Enhancing BasicAliasAnalysis for Rust

Since Rust references usually never aliases it would be nice if we could exploit this for code generation. One idea I had to improve alias analysis is to insert metadata on pointer loads. !inheritalias could be added to load instructions to indicate that if we know all the aliases of the pointer we load from, then we also know all the aliases of the pointer value loaded. Given that pointer loads are common and things are likely marked with noalias in Rust, this seems like useful metadata. It could also for example apply to loading C++'s unique_ptr fields.

I’m wondering what the feasibility of extending BasicAliasAnalysis to utilize the proposed metadata would be.
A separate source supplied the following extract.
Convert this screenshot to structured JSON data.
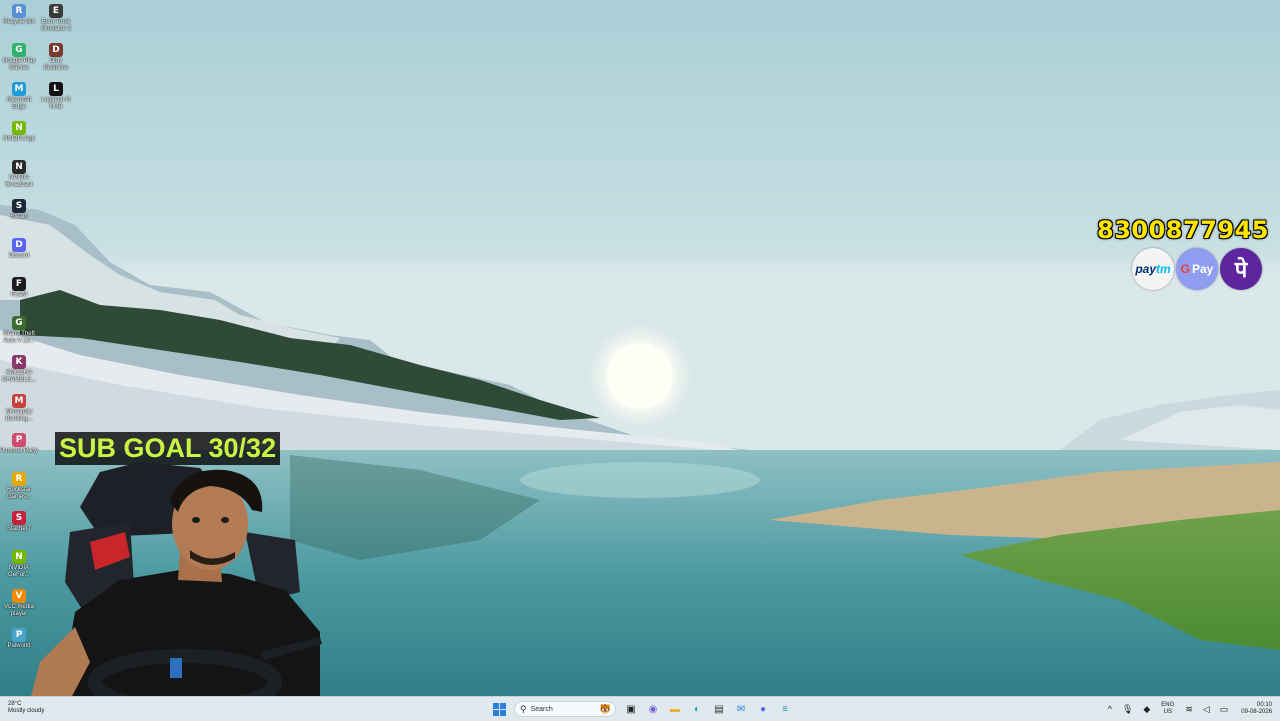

Did you mean to phrase this as a proposed approach and ask for feasibility?
Or are you more interested in the question “Rust has these language semantics, how can I get LLVM to best exploit this?”? LLVM may have an existing mechanism which would serve your needs.

Do you have some concrete examples of IR produced by the Rust frontend that you are seeing LLVM not optimize as well as it could?

– Sean Silva

Did you mean to phrase this as a proposed approach and ask for feasibility?

Yes.

Or are you more interested in the question "Rust has these language
semantics, how can I get LLVM to best exploit this?"? LLVM may have an
existing mechanism which would serve your needs.

I am interested in that as well. Rust has the very nice property where
references never alias, with the exception of references to UnsafeCell.

Do you have some concrete examples of IR produced by the Rust frontend
that you are seeing LLVM not optimize as well as it could?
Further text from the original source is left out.